Devletin asimilasyon yuvaları: YİBO’lar

İmam Hatip Liseleri’ne yoğunlaşan algının ne yazık ki gözden kaçırdığı gerçeklik bir devşirme fabrikası olan YİBO’lardır. Büyükşehirlere, metropollere yoğunlaşan algının yüzünü bir an önce YİBO’lara dönmesi ve burada yaşanılan bu vahim meselenin çözümüne yönelik yeni arayışlara girmesi elzem olandır. Çünkü YİBO’lar üzerinde yaşam bulan asimilasyon politikaları gelenekselleşmiş bir devlet yöntemi olmakla beraber olası iç savaşın da bir hamlesidir. Hâkim klikler bölgelerde üstünlük sağlama amacıyla yalnızca mülteci kamplarına başvurmuyor, aynı zamanda deyim yerindeyse kaleleri içten fethedip bölge gençlerini etkileri altına alarak yeni Truva atları yaratıyor ve hâlihazırda da yaratmaktalar

HABER MERKEZİ (30.07.2016) – Gazetemizin 126’ncı sayısında yer alan “Devletin asimilasyon yuvaları: YİBO’lar” başlıklı yazıyı okuyucularımızla bir kez de internet sitemiz üzerinden paylaşıyoruz.

Asimilasyon yaşadığımız coğrafya üzerinde egemen güçlerin yegâne ve değişmez politikalarından birisi olmuştur. Devlet asırlardır Türk-Sünni prototipinin dışında kalan tüm inanç ve milletlere bu politikayla saldırmış, kültürel anlamda çoğunu yok edip Türkleştirip, Sünnileştirmiştir. “TC” devletinin uyguladığı asimilasyon politikası bugün de geçmişi aratmayacak bir biçimde sürüyor, genç beyinleri resmi tarih anlayışına göre şekillendirerek onları yok ediyor. Tekçi faşist zihniyetin bugün Türkiye-Kuzey Kürdistan’da Türklük üzerinden yaptığı asimilasyon politikası YİBO’lar (Yatılı İlköğretim Bölge Okulları) aracılığıyla tüm hızıyla devam ediyor. 1980’lerle beraber daha belirgin bir şekilde göze çarpan köylerden kentlere göç etme durumu 1994’de sözüm ona çıkarılan “terörle mücadele” yasaları neticesinde beraber yaşanılan köy boşaltmalarıyla en üst seviyeye çıkmış, amiyane tabirle bölgedeki köyler birer viraneye çevrilerek insanlar zorla köylerinden göç ettirilmişlerdir.

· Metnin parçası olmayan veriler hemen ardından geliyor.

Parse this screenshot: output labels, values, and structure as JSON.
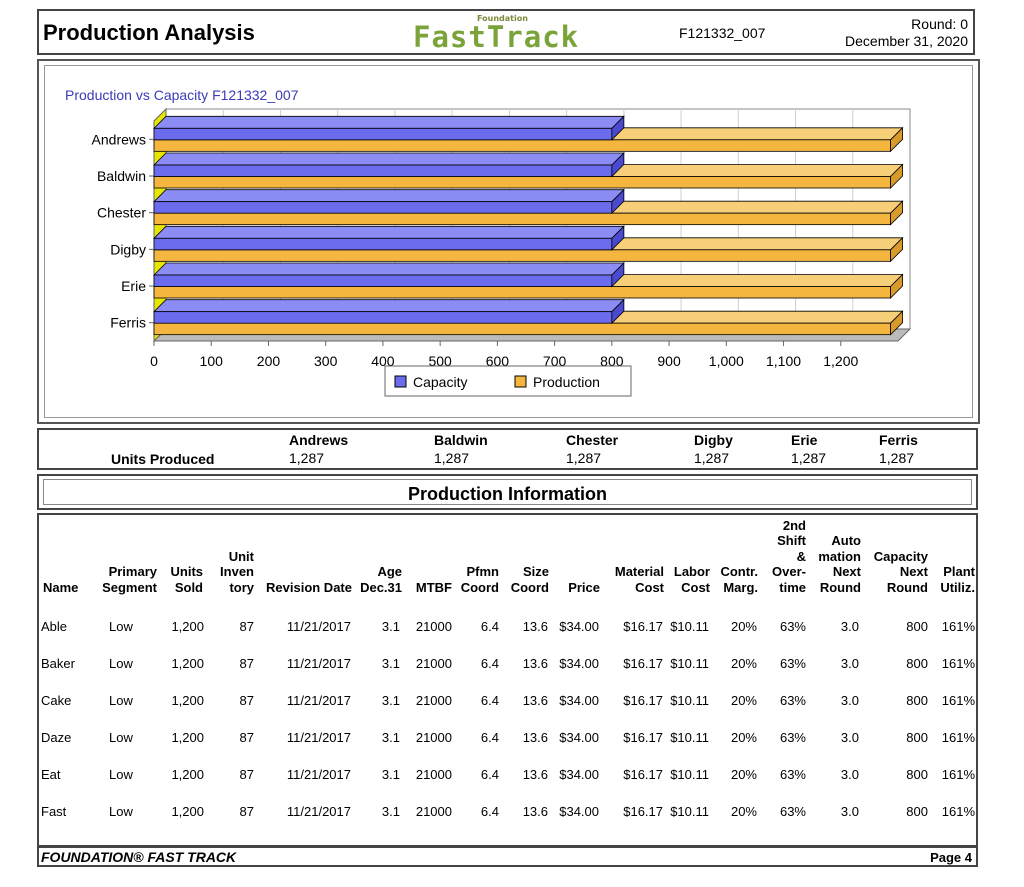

Köylerdeki nüfusun üst seviyede olduğu dönemlerde tek bir yapı altında tüm ilköğretim öğrencileri karma olarak tek bir sınıfta eğitim görüyor ve kendilerine zorla Türkçe öğretilmekle beraber, öğrenmeyen ya da öğrenemeyenlere çeşitli cezalar uygulanıyordu. Son derece titizlikle yürütülen sistemde öğrencilerden bir veya birkaç kişi seçilerek konumlandırılıyor, sorumluluk verilen öğrenciler okul dışında da tüm gün köy içerisinde Kürtçe konuşan öğrencileri not edip ertesi gün öğretmenlerine şikâyet ederek cezalandırılmalarını sağlamakla görevlendiriliyorlardı. Bu cezalar kâh tahtaya çıkartılarak onur kırıcı cezalar vererek arkadaşlarının önünde küçük düşürmek kâh kaba dayakla ve hakaretler eşliğinde zorla Türkçe öğretmek şeklindeydi. 1980 AFC’si ile zorunlu hale gelen Din Kültürü ve Ahlak Bilgisi dersleri yine Alevi köylerinde sancılı bir biçimde işlenmiş, Alevi öğrencilere zorla namaz kıldırmak ya da Ramazan aylarında oruç tutturmak gibi türlü türlü trajikomik pratikler yürürlüğe konulmuştu. Köylerin boşalmasıyla köylerdeki ilkokullar kapanmış, bunun yerine bölgelerdeki tüm öğrenciler toplanarak tek bir çatı altında öğrenim görmeye başlamış, buralarda da aynı biçimde sistematik olarak asimilasyona ve çeşitli dayatmalara maruz kalmışlardır.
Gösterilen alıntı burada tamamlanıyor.